12.10.2017 - 17:54 Uhr
Sulzbach-RosenbergSport

HC Sulzbach bei der HSG Lauf/Heroldsberg Alte Bekannte

Sulzbach. Nach vier Runden in der Handball-Landesliga Nord ist eines schon klar: Die von einigen Experten vorausgesagte langweilige Runde mit den beiden Übermannschaften aus Heidingsfeld und Regensburg, die vorne weg marschieren, wird es wohl nicht geben. Im Gegenteil: Die Saison könnte richtig spannend werden, denn alle Teams mussten bereits Federn lassen, die Star-Truppe aus Heidingsfeld ließ sogar schon vier Punkte liegen.
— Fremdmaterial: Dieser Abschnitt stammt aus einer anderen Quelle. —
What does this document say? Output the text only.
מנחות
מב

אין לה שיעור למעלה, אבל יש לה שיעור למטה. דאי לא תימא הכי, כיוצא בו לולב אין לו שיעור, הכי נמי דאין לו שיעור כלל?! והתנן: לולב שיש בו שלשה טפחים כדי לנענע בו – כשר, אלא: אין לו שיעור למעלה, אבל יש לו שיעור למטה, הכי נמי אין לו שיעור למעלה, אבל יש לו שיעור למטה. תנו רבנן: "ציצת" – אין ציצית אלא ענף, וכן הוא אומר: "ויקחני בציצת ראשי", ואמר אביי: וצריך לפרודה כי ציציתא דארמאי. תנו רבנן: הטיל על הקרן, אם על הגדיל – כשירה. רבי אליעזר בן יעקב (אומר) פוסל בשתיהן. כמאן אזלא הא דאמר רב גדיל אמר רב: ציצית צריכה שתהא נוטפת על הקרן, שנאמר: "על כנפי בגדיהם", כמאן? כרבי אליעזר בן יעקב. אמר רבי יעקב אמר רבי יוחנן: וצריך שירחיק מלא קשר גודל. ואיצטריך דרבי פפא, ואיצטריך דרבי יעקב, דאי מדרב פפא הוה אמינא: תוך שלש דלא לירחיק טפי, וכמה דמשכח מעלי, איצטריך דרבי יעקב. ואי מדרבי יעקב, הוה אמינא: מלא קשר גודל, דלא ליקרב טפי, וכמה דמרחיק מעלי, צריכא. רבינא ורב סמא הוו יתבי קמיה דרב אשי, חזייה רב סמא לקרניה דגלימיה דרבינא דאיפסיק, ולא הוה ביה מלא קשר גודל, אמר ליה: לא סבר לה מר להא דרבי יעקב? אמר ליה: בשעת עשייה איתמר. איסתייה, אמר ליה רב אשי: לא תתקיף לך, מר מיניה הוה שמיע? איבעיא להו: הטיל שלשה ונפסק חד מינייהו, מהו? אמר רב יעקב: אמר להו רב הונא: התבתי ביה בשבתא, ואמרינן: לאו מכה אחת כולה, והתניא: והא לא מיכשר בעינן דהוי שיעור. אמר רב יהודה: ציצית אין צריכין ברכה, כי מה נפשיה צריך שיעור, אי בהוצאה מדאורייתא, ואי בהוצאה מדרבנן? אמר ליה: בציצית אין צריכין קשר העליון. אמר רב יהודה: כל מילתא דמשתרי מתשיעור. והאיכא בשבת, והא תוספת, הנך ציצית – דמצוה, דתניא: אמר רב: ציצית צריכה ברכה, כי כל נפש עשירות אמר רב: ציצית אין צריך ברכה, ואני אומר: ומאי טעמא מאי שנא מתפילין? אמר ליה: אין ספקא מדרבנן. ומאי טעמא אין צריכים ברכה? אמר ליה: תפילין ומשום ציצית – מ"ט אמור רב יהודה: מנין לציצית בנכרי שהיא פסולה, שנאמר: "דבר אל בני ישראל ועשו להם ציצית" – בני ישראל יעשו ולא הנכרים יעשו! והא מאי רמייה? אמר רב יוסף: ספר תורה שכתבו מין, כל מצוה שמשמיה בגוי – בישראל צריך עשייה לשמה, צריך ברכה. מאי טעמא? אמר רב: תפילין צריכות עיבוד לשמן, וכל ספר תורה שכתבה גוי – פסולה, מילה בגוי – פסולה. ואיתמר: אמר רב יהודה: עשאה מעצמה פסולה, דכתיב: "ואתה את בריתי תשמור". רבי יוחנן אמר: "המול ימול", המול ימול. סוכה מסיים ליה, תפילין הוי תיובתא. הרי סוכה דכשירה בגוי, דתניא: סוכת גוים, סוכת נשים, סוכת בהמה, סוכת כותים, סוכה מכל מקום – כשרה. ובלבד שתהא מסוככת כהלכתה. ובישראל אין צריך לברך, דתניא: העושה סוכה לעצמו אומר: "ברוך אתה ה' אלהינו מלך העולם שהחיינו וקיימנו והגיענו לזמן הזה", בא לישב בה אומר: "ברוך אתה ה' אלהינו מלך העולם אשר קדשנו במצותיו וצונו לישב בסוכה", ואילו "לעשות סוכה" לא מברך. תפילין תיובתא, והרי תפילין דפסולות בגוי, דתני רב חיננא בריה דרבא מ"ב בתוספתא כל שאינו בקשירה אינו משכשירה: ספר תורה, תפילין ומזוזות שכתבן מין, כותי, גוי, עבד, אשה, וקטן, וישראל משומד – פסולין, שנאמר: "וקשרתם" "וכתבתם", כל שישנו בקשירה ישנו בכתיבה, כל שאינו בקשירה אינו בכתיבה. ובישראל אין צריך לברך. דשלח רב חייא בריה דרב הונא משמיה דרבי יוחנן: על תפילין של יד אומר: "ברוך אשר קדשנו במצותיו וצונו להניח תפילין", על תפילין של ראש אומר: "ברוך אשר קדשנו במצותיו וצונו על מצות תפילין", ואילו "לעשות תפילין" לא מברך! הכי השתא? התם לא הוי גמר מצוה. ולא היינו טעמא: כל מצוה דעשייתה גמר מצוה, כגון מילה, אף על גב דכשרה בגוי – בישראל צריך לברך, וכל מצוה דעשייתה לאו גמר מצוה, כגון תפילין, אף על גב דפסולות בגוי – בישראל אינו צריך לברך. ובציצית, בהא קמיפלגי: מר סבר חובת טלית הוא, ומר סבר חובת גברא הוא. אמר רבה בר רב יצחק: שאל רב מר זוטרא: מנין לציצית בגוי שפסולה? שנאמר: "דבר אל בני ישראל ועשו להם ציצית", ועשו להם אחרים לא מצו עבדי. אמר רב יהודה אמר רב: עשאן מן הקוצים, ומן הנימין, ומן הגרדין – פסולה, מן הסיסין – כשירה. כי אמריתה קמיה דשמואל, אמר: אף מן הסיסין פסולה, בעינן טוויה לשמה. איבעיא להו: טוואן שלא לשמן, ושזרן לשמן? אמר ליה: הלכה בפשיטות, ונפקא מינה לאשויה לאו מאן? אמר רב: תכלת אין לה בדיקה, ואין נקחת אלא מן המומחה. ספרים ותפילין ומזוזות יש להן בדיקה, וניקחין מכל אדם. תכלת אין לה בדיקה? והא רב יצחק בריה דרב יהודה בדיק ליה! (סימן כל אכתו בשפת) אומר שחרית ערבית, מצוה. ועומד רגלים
Die Sulzbacher schwören sich auf das nächste Spiel ein. Bild: Ziegler
von Autor CWHProfil

So tummeln sich an der Tabellenspitze fünf Mannschaften mit 6:2 Zählern. Zwei davon kreuzen nun am Samstag, 14. Oktober, die Klingen. Tabellenführer HSG Lauf/Heroldsberg empfängt den punktgleichen Tabellendritten HC Sulzbach. Beginn ist um 19 Uhr in der Sporthalle Heroldsberg. Beide Teams werden sich nichts schenken, obwohl das Spiel fast schon etwas von einem Familientreffen hat. Die älteren Handballfans werden sich noch an Torhüter Max von Borstel erinnern, der zusammen mit Michael Waitz und Marco Forster vor über zehn Jahren den bayerischen A-Jugend-Meistertitel für die damalige SG aus Sulzbach und Auerbach holte. Torsten Artz spielte einige Jahre im Landesligateam des HCS und Dani Laugner und Florian "Mopsi" Funke standen vor kurzem noch im Bayernligateam der Herzogstädter.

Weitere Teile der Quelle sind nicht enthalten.